The temperature has finally nosedived and it seems that winter has settled in for the duration. With this downrush in the mercury comes the one thing that can slow getting four kids out the door and to school in the mornings. Neither ice nor snow or a slow-starting 17-year-old car is any match for what this time of the year brings. I’m talking about winter coats. And not the red- or blue-approved colors of the city schools’ uniform that may be worn all day long, but the big, oversized, fleece-lined armor that Memphis kids really only need for approximately eight weeks out of the year.
We’ve been in our morning routine for about five months so far this year and have breakfast, dressing, lunch-making and leaving the house timed down to the second. The whole drill looks like a special ops force rescuing hostages as we spill from the house and pile into the car to speed off.

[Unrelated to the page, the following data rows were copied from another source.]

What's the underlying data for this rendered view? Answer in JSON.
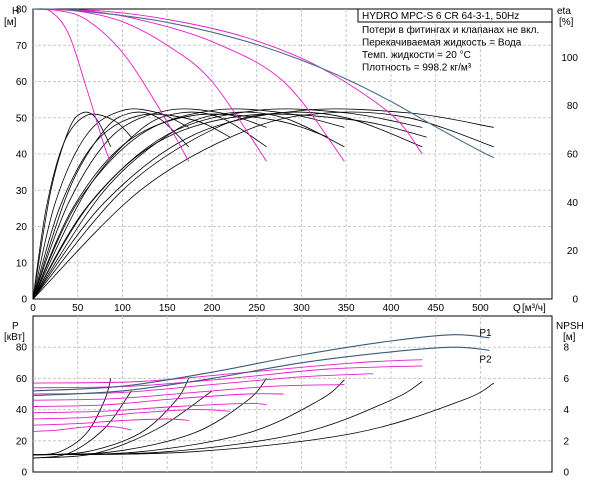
{
  "colors": {
    "system_curve": "#3a5a78",
    "head_envelope": "#4a6d8c",
    "speed_curves": "#e81cc8",
    "efficiency": "#000000",
    "npsh": "#000000",
    "grid": "#c8c8c8"
  },
  "chart_data": [
    {
      "type": "line",
      "panel": "head",
      "title": "HYDRO MPC-S 6 CR 64-3-1, 50Hz",
      "notes": [
        "Потери в фитингах и клапанах не вкл.",
        "Перекачиваемая жидкость = Вода",
        "Темп. жидкости = 20 °C",
        "Плотность = 998.2 кг/м³"
      ],
      "ylabel": "H",
      "yunit": "[м]",
      "y2label": "eta",
      "y2unit": "[%]",
      "xlabel": "Q",
      "xunit": "[м³/ч]",
      "xlim": [
        0,
        580
      ],
      "ylim": [
        0,
        80
      ],
      "y2lim": [
        0,
        120
      ],
      "xticks": [
        0,
        50,
        100,
        150,
        200,
        250,
        300,
        350,
        400,
        450,
        500
      ],
      "yticks": [
        0,
        10,
        20,
        30,
        40,
        50,
        60,
        70,
        80
      ],
      "y2ticks": [
        0,
        20,
        40,
        60,
        80,
        100
      ],
      "grid": true,
      "head_envelope": {
        "x": [
          0,
          20,
          50,
          100,
          150,
          200,
          250,
          300,
          350,
          400,
          450,
          500,
          515
        ],
        "y": [
          80,
          80,
          79.5,
          78.2,
          76.3,
          73.6,
          70.2,
          65.9,
          60.7,
          54.5,
          47.5,
          40.8,
          39
        ]
      },
      "head_speed_curves": [
        {
          "x": [
            0,
            20,
            40,
            60,
            80,
            87
          ],
          "y": [
            80,
            79.3,
            73,
            58,
            42,
            38
          ]
        },
        {
          "x": [
            0,
            30,
            60,
            100,
            140,
            174
          ],
          "y": [
            80,
            79.5,
            77,
            68,
            53,
            38
          ]
        },
        {
          "x": [
            0,
            50,
            100,
            150,
            200,
            261
          ],
          "y": [
            80,
            79.4,
            76.5,
            70,
            60,
            38
          ]
        },
        {
          "x": [
            0,
            60,
            120,
            200,
            280,
            348
          ],
          "y": [
            80,
            79.5,
            77,
            71,
            60,
            38
          ]
        },
        {
          "x": [
            0,
            80,
            160,
            240,
            320,
            400,
            435
          ],
          "y": [
            80,
            79.4,
            76.7,
            72,
            64,
            51,
            40
          ]
        }
      ],
      "efficiency_curves": [
        {
          "x": [
            0,
            20,
            40,
            55,
            70,
            87
          ],
          "y": [
            0,
            45,
            70,
            77,
            75,
            63
          ]
        },
        {
          "x": [
            0,
            40,
            80,
            110,
            140,
            174
          ],
          "y": [
            0,
            45,
            70,
            77,
            75,
            63
          ]
        },
        {
          "x": [
            0,
            60,
            120,
            165,
            210,
            261
          ],
          "y": [
            0,
            45,
            70,
            77,
            75,
            63
          ]
        },
        {
          "x": [
            0,
            80,
            160,
            220,
            280,
            348
          ],
          "y": [
            0,
            45,
            70,
            77,
            75,
            63
          ]
        },
        {
          "x": [
            0,
            100,
            200,
            275,
            350,
            435
          ],
          "y": [
            0,
            45,
            70,
            77,
            75,
            63
          ]
        },
        {
          "x": [
            0,
            120,
            240,
            330,
            420,
            515
          ],
          "y": [
            0,
            45,
            70,
            77,
            75,
            63
          ]
        },
        {
          "x": [
            0,
            25,
            60,
            100,
            140,
            174
          ],
          "y": [
            0,
            40,
            68,
            78,
            77,
            71
          ]
        },
        {
          "x": [
            0,
            40,
            90,
            150,
            210,
            261
          ],
          "y": [
            0,
            40,
            68,
            78,
            77,
            71
          ]
        },
        {
          "x": [
            0,
            50,
            120,
            200,
            280,
            348
          ],
          "y": [
            0,
            40,
            68,
            78,
            77,
            71
          ]
        },
        {
          "x": [
            0,
            65,
            150,
            250,
            350,
            435
          ],
          "y": [
            0,
            40,
            68,
            78,
            77,
            71
          ]
        },
        {
          "x": [
            0,
            80,
            180,
            300,
            420,
            515
          ],
          "y": [
            0,
            40,
            68,
            78,
            77,
            71
          ]
        },
        {
          "x": [
            0,
            15,
            35,
            60,
            90,
            110
          ],
          "y": [
            0,
            38,
            65,
            76,
            74,
            67
          ]
        },
        {
          "x": [
            0,
            30,
            70,
            120,
            180,
            220
          ],
          "y": [
            0,
            38,
            65,
            76,
            74,
            67
          ]
        },
        {
          "x": [
            0,
            45,
            105,
            180,
            270,
            330
          ],
          "y": [
            0,
            38,
            65,
            76,
            74,
            67
          ]
        },
        {
          "x": [
            0,
            60,
            140,
            240,
            360,
            440
          ],
          "y": [
            0,
            38,
            65,
            76,
            74,
            67
          ]
        }
      ]
    },
    {
      "type": "line",
      "panel": "power",
      "ylabel": "P",
      "yunit": "[кВт]",
      "y2label": "NPSH",
      "y2unit": "[м]",
      "xlim": [
        0,
        580
      ],
      "ylim": [
        0,
        100
      ],
      "y2lim": [
        0,
        10
      ],
      "yticks": [
        0,
        20,
        40,
        60,
        80
      ],
      "y2ticks": [
        0,
        2,
        4,
        6,
        8
      ],
      "grid": true,
      "series": [
        {
          "name": "P1",
          "x": [
            0,
            100,
            200,
            300,
            400,
            470,
            510
          ],
          "y": [
            52,
            55,
            64,
            75,
            84,
            88,
            86
          ]
        },
        {
          "name": "P2",
          "x": [
            0,
            100,
            200,
            300,
            400,
            470,
            510
          ],
          "y": [
            49,
            52,
            60,
            70,
            77,
            80,
            78
          ]
        }
      ],
      "power_speed_curves": [
        {
          "x": [
            0,
            30,
            60,
            90,
            110
          ],
          "y": [
            26,
            27,
            29,
            29,
            27
          ]
        },
        {
          "x": [
            0,
            50,
            100,
            150,
            174
          ],
          "y": [
            30,
            31,
            33,
            34,
            33
          ]
        },
        {
          "x": [
            0,
            60,
            120,
            180,
            220
          ],
          "y": [
            34,
            35,
            38,
            40,
            39
          ]
        },
        {
          "x": [
            0,
            80,
            160,
            240,
            261
          ],
          "y": [
            38,
            39,
            42,
            44,
            43
          ]
        },
        {
          "x": [
            0,
            80,
            160,
            240,
            280
          ],
          "y": [
            42,
            43,
            47,
            50,
            50
          ]
        },
        {
          "x": [
            0,
            90,
            180,
            270,
            348
          ],
          "y": [
            46,
            47,
            51,
            55,
            56
          ]
        },
        {
          "x": [
            0,
            100,
            200,
            300,
            380
          ],
          "y": [
            50,
            51,
            56,
            61,
            63
          ]
        },
        {
          "x": [
            0,
            110,
            220,
            330,
            435
          ],
          "y": [
            54,
            55,
            60,
            66,
            68
          ]
        },
        {
          "x": [
            0,
            120,
            240,
            360,
            435
          ],
          "y": [
            57,
            58,
            64,
            70,
            72
          ]
        }
      ],
      "npsh_curves": [
        {
          "x": [
            0,
            30,
            60,
            80,
            87
          ],
          "y": [
            1.1,
            1.3,
            2.5,
            4.6,
            6.0
          ]
        },
        {
          "x": [
            0,
            60,
            120,
            160,
            174
          ],
          "y": [
            1.1,
            1.3,
            2.5,
            4.6,
            6.0
          ]
        },
        {
          "x": [
            0,
            90,
            180,
            240,
            261
          ],
          "y": [
            1.1,
            1.3,
            2.5,
            4.6,
            6.0
          ]
        },
        {
          "x": [
            0,
            120,
            240,
            320,
            348
          ],
          "y": [
            1.1,
            1.3,
            2.5,
            4.6,
            5.9
          ]
        },
        {
          "x": [
            0,
            150,
            300,
            400,
            435
          ],
          "y": [
            1.1,
            1.3,
            2.5,
            4.6,
            5.8
          ]
        },
        {
          "x": [
            0,
            180,
            360,
            480,
            515
          ],
          "y": [
            1.1,
            1.3,
            2.5,
            4.6,
            5.7
          ]
        },
        {
          "x": [
            0,
            40,
            80,
            110
          ],
          "y": [
            0.9,
            1.2,
            2.8,
            5.2
          ]
        },
        {
          "x": [
            0,
            70,
            140,
            200
          ],
          "y": [
            0.9,
            1.2,
            2.8,
            5.2
          ]
        }
      ]
    }
  ]
}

But when these kids add something as foreign as a coat into the mix, everything comes to a halt. It’s as though I’ve asked them to build the engine for the car that we’ll be escaping in. With mittens on.
There are zippers, the reversible linings, a hood that snaps off, suggesting it may or may not be necessary, and then the problem of just finding the coat. It may have been left at school, or in mom’s van or … what coat?
I think it may make things easier and speedier in the mornings if I dressed them all in a layer of Under Armour the night before and a simple furry Russian hat on the way out the door. I’m pretty sure muskrat is approved wear in Memphis City Schools.